Splitstreamportfolio demo

Peeking discipline

Every time someone opens an experiment's results page, Splitstream logs a peek event. The peek count is surfaced on the experiment's stop audit entry alongside the outcome.

Why log peeks

Under continuous monitoring of a Bayesian posterior, the chance of crossing a fixed threshold by random noise grows with the number of opportunities. At our shipped defaults (0.995 / 20,000 / 240 min), the empirical Type-I rate is calibrated to ~5% under the regime of opening the dashboard every snapshot cadence — i.e. roughly every four hours.

If you peeked twice that often (every 2 hours), the realized FP rate creeps up. If you peeked every snapshot for two weeks and stopped on the first crossing, you re-entered the regime the calibration table was designed to rule out.

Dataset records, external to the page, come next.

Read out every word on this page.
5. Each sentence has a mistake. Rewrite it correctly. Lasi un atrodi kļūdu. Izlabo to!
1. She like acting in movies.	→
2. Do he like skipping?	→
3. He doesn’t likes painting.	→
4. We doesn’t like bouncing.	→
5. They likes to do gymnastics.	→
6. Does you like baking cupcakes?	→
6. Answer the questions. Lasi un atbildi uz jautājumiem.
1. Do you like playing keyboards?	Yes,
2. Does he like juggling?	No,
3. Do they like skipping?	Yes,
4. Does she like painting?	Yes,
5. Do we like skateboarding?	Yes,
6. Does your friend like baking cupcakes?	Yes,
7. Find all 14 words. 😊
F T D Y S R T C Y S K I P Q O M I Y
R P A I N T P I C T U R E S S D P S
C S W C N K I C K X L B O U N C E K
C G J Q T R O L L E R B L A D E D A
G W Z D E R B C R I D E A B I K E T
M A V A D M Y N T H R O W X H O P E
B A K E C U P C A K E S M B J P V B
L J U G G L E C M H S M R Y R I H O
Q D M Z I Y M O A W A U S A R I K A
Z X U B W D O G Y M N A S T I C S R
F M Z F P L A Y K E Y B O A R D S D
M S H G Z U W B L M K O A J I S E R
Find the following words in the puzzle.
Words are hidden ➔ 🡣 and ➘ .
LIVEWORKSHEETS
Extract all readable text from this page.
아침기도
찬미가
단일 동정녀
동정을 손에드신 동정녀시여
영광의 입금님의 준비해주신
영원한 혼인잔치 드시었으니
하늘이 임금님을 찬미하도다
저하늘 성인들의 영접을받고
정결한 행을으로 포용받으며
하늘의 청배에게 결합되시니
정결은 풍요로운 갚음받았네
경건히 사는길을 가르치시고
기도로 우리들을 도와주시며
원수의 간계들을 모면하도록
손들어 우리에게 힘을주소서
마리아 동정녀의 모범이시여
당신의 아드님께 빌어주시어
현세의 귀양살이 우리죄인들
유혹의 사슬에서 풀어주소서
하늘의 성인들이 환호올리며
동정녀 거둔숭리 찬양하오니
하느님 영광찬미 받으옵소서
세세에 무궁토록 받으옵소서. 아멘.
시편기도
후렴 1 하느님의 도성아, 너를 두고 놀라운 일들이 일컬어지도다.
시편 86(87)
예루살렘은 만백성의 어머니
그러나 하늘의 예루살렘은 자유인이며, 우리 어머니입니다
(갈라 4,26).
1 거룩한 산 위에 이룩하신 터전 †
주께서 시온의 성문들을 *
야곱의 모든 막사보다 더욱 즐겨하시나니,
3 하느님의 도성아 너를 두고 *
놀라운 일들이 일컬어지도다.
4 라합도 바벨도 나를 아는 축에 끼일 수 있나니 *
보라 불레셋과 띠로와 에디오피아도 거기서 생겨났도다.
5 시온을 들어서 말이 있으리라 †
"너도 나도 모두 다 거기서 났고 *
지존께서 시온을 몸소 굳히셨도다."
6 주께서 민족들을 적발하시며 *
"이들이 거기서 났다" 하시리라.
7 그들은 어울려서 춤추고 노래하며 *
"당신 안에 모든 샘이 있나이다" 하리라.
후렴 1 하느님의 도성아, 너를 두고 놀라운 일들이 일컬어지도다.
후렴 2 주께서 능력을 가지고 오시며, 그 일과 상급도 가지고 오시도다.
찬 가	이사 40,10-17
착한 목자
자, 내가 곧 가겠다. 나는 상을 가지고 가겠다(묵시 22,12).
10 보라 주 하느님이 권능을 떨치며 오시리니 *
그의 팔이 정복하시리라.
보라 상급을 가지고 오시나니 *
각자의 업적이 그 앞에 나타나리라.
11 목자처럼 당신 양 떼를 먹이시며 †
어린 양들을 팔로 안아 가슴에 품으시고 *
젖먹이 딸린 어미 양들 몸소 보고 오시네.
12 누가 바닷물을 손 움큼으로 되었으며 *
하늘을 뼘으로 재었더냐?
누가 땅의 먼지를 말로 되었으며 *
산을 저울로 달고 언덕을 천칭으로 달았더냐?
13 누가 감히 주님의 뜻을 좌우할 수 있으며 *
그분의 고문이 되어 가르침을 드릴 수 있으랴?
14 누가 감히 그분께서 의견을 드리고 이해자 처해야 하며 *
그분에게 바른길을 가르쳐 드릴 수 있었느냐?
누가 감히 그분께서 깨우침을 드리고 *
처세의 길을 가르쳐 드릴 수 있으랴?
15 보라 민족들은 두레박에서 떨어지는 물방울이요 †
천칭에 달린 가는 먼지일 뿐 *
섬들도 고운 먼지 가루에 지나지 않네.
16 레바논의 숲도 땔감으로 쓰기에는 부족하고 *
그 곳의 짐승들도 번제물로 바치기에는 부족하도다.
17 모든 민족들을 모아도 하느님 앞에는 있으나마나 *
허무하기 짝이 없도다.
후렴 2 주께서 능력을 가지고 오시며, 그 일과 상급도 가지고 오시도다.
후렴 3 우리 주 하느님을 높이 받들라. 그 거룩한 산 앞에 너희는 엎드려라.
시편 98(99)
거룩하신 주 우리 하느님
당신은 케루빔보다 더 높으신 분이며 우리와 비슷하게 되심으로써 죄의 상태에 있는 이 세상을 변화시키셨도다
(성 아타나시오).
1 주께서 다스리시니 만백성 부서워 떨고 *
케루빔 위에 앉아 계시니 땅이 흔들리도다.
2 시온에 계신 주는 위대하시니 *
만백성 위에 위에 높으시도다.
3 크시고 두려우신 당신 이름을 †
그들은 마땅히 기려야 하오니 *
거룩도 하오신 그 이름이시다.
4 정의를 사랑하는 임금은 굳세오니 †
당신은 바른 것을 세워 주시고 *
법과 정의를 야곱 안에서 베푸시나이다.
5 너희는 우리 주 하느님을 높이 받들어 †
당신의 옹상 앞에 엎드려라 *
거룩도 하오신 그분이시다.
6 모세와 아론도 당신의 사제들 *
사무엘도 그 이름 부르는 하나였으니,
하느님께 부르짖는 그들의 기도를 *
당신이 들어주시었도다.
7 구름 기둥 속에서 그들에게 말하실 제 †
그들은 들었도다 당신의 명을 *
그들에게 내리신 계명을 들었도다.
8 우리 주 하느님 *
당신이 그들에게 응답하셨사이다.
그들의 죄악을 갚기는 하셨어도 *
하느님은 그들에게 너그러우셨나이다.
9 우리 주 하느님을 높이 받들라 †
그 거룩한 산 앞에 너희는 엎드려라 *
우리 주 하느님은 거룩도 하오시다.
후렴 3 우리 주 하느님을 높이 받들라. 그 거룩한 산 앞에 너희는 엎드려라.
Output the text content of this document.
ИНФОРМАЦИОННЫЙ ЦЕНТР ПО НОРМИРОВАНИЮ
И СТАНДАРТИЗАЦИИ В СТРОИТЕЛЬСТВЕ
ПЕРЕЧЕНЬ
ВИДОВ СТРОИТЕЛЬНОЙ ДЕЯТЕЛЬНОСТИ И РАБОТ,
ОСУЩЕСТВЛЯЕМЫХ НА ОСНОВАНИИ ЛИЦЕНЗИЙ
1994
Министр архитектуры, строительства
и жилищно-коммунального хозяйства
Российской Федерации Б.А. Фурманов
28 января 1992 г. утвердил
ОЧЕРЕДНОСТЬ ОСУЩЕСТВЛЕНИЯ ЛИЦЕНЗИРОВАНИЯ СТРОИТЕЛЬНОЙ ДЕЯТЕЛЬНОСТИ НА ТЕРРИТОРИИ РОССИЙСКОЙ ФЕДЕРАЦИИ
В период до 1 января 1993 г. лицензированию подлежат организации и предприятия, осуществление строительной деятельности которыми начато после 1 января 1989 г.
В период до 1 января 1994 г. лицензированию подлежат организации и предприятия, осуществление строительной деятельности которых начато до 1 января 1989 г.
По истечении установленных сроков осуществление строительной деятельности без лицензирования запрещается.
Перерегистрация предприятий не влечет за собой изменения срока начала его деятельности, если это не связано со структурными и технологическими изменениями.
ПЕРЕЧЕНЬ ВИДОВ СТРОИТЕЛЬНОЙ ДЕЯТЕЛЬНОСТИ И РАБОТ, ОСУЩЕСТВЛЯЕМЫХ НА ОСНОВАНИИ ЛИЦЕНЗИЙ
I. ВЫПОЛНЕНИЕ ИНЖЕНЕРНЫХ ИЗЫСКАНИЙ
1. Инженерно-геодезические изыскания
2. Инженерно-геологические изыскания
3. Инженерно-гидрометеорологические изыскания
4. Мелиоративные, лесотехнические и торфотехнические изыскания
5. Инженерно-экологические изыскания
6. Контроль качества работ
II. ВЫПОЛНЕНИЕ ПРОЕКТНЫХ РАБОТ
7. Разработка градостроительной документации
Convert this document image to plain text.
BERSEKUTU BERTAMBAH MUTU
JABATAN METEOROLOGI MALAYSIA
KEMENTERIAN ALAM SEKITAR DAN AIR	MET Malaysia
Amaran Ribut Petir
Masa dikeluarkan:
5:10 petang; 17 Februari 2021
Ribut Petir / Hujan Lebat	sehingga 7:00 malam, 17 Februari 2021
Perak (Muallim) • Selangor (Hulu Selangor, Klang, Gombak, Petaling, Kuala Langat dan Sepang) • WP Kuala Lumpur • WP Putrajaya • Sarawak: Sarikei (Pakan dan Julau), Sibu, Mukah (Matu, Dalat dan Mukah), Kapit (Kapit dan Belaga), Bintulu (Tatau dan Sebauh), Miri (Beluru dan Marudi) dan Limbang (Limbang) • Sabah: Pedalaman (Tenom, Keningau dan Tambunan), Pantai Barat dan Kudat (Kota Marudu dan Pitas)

The peek log is evidence, not an indictment

Splitstream does not block stopping decisions based on peek count. The peek count is recorded as evidence of the decision process. A postmortem on a noisy-looking result starts with "how many times did we peek before stopping?"

The audit log entry for a stopped experiment includes:

{
  "action": "experiment.stop",
  "target_id": "01HXY…EXPC1",
  "payload": {
    "reason": "won",
    "peek_count": 12
  },
  "actor_id": "01HXY…ACTOR",
  "created_at": "2026-06-12T15:00:00Z"
}

What peeking honestly costs

Frequentist NHST forbids peeking outright. Bayesian threshold stopping with a fixed posterior cutoff tolerates peeking at a documented cadence, with the threshold chosen via empirical calibration to keep the realized Type-I rate at the nominal level under that exact cadence.

If you want the analytical guarantee — Type-I rate controlled at the nominal level under arbitrarypeeking, no calibration required — that's the always-valid e-value rule, documented as a v2 contract surface (decision_rule.method = "bayesian.always_valid_evalue") but not implemented in v0.1.